From Deadly Acts to a Little Role Playing
The creepy feeling continued as we loaded our paintball guns, strapped on some masks and spread out across the property in a eerily realistic game of cops and robbers, except it was more like DEAs and Narcos. Following a couple games of Capture the Flag, our two teams were appointed either the Medellin Cartel or the rival Cali Cartel, assigning one Medellin player the role of Pablo Escobar. The goal of the game was for the Cali Cartel to “kill” Escobar. I was part of the team tasked to protect Pablo. We took a moment to pose, guns in the air, for a photo surrounding Gianni as our Escobar and then dispersed throughout the grounds and the bombed out shell of the house to brace ourselves against the attack from the Cali Cartel. We won. Thinking back to our guide’s comparison of Escobar to Hitler, I wasn’t sure if I should celebrate. What would the reaction be if I told people that I had played paintball in Hitler’s vacation home, taking turns playing the role of Nazis shooting at Allies? How would I feel if I were to role-play a game where I would be tasked to protect the führer?
Is it ok to turn a tyrant’s horror into a tourist’s pleasure game?

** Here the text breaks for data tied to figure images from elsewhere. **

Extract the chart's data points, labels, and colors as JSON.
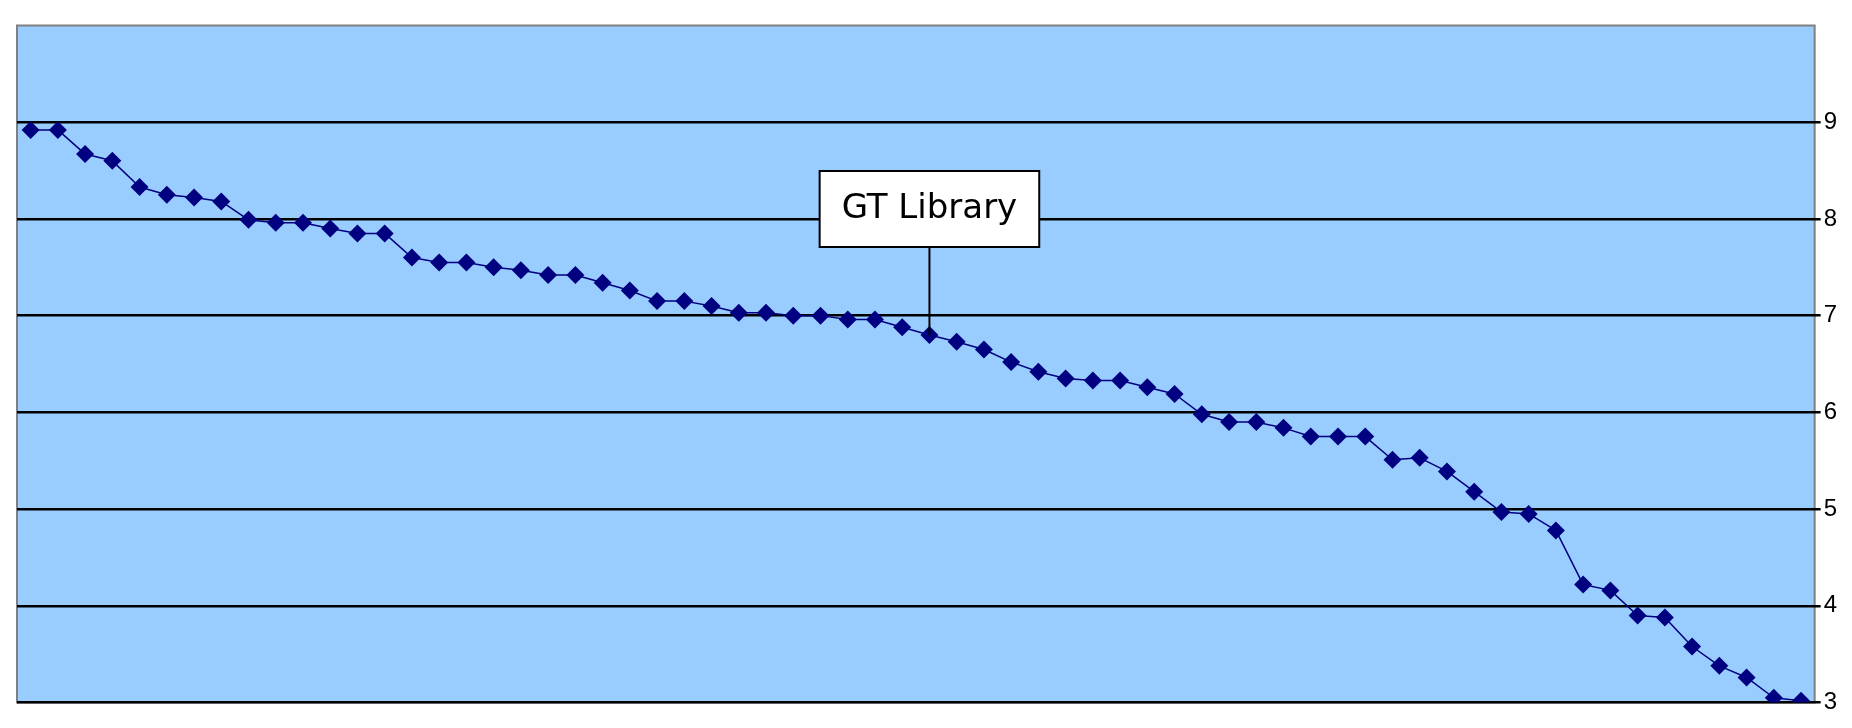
{
  "chart_data": {
    "type": "line",
    "categories": [
      null,
      null,
      null,
      null,
      null,
      null,
      null,
      null,
      null,
      null,
      null,
      null,
      null,
      null,
      null,
      null,
      null,
      null,
      null,
      null,
      null,
      null,
      null,
      null,
      null,
      null,
      null,
      null,
      null,
      null,
      null,
      null,
      null,
      null,
      null,
      null,
      null,
      null,
      null,
      null,
      null,
      null,
      null,
      null,
      null,
      null,
      null,
      null,
      null,
      null,
      null,
      null,
      null,
      null,
      null,
      null,
      null,
      null,
      null,
      null,
      null,
      null,
      null,
      null,
      null,
      null
    ],
    "series": [
      {
        "color": "#000080",
        "values": [
          8.92,
          8.92,
          8.67,
          8.6,
          8.33,
          8.25,
          8.22,
          8.18,
          7.99,
          7.96,
          7.96,
          7.9,
          7.85,
          7.85,
          7.6,
          7.55,
          7.55,
          7.5,
          7.47,
          7.42,
          7.42,
          7.34,
          7.26,
          7.15,
          7.15,
          7.1,
          7.03,
          7.03,
          7.0,
          7.0,
          6.96,
          6.96,
          6.88,
          6.8,
          6.73,
          6.65,
          6.52,
          6.42,
          6.35,
          6.33,
          6.33,
          6.26,
          6.19,
          5.98,
          5.9,
          5.9,
          5.84,
          5.75,
          5.75,
          5.75,
          5.51,
          5.53,
          5.39,
          5.18,
          4.97,
          4.95,
          4.78,
          4.22,
          4.16,
          3.9,
          3.88,
          3.58,
          3.38,
          3.26,
          3.05,
          3.02
        ]
      }
    ],
    "ylim": [
      3,
      10
    ],
    "yticks": [
      3,
      4,
      5,
      6,
      7,
      8,
      9
    ],
    "grid": "y",
    "marker": "diamond",
    "line_style": "solid",
    "annotations": [
      {
        "text": "GT Library",
        "y": 6.8
      }
    ]
  }
}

Oh, but I’ll admit it: what fun we had. It was absolutely one of my most favorite days on Remote Year so far. There were picture-perfect vistas of nature, the adventure of a bumpy 4x4 ride, pulse-quickening competition between friends, a birthday celebration, dinner with a view over the lake, and a relaxing boat ride to conclude our visit to Guatapé. We came away with battle scars from the paintball pellets, funny stories (like how Devin was so afraid of getting his white sneakers muddy that he tied plastic grocery bags around his feet), and a bevy of Instagram-worthy photos. But most importantly, we gained a first-hand glimpse into one very graphic consequence of the destruction wrecked across Colombia during the country’s turbulent recent past.
It still gives me the heebie-jeebies to think about what those grounds witnessed and who walked the same steps that I traversed as I laughed and joked with my friends. But it does give me hope to consider the contrast of yesterday’s fun and games compared with the original terror that once permeated the property. It is a promising indication of Columbia’s evolution toward peace, and in the end, I have come to my own peace with my internal conflict about our outing. If nothing else, the day sparked my further interest in learning more so I can better understand this country and her history.